I am writing a secondary school archaeology and history textbook. I'm inspired to adjust the book based on two types of students:
- Some are excited about what they are studying, and tell their career counselors they want to be archaeologists/historians.
- Others have grown up believing scientists are liars, and are just messing around creating a big conspiracy of "Fake News".
Based on this, I don't simply want to have a textbook that says "this happened" or "this is how they lived", but I want to also show students what steps the scholars actually too to arrive at their conclusion.

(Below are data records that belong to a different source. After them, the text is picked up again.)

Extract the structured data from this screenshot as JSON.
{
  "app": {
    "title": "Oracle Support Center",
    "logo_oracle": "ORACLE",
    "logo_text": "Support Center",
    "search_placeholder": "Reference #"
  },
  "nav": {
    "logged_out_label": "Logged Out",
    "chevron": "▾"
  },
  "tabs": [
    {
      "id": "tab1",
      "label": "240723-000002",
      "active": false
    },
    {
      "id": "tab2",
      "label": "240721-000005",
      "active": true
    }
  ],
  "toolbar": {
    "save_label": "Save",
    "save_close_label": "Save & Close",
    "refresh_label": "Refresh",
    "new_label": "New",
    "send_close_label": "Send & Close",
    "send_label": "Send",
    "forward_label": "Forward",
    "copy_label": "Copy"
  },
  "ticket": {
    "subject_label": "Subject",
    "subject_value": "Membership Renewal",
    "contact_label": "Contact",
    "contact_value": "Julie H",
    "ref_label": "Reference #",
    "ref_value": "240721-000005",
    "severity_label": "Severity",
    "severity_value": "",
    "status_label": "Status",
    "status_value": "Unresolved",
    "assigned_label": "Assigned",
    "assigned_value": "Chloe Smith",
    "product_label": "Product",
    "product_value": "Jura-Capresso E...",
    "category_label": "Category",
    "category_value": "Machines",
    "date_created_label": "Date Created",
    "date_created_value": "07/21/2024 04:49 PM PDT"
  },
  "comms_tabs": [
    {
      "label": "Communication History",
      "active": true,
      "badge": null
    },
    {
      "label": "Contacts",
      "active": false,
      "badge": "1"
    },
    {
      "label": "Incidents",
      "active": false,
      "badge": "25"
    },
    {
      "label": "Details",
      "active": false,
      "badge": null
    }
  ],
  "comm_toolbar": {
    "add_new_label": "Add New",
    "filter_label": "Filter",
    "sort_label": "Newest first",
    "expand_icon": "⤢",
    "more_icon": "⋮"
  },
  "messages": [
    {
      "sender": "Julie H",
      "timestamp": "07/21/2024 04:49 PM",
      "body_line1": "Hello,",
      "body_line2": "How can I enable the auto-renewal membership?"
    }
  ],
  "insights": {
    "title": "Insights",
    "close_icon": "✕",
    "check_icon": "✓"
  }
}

That means I'm digging through journal articles to identify which scholars came to those very detailed conclusions, and converting their "Methods" section into easy-to-read narratives:
Sam Spade was an associate professor at the University of Arizona. He wanted to find out
when the Hohokam switched from eating big game to farming. He sent graduate students to
collect thousand-year-old samples human feces from various archaeological sites. The Hohokam
people tended to leave this in areas near... Back at a lab, Sam used a machine called a
radiocarbon dating...
In a traditional textbook, Sam Spade's research would merely receive a footnote, but here he's considerably elevated in status, and his work presented in narrative form. This unknown scholar is presented as someone important.
Given how I'm using this information, is a simple citation of the work still sufficient, or do I need to be sending each and every scholar a detailed letter asking permission, and describing how their name and work is going to be used?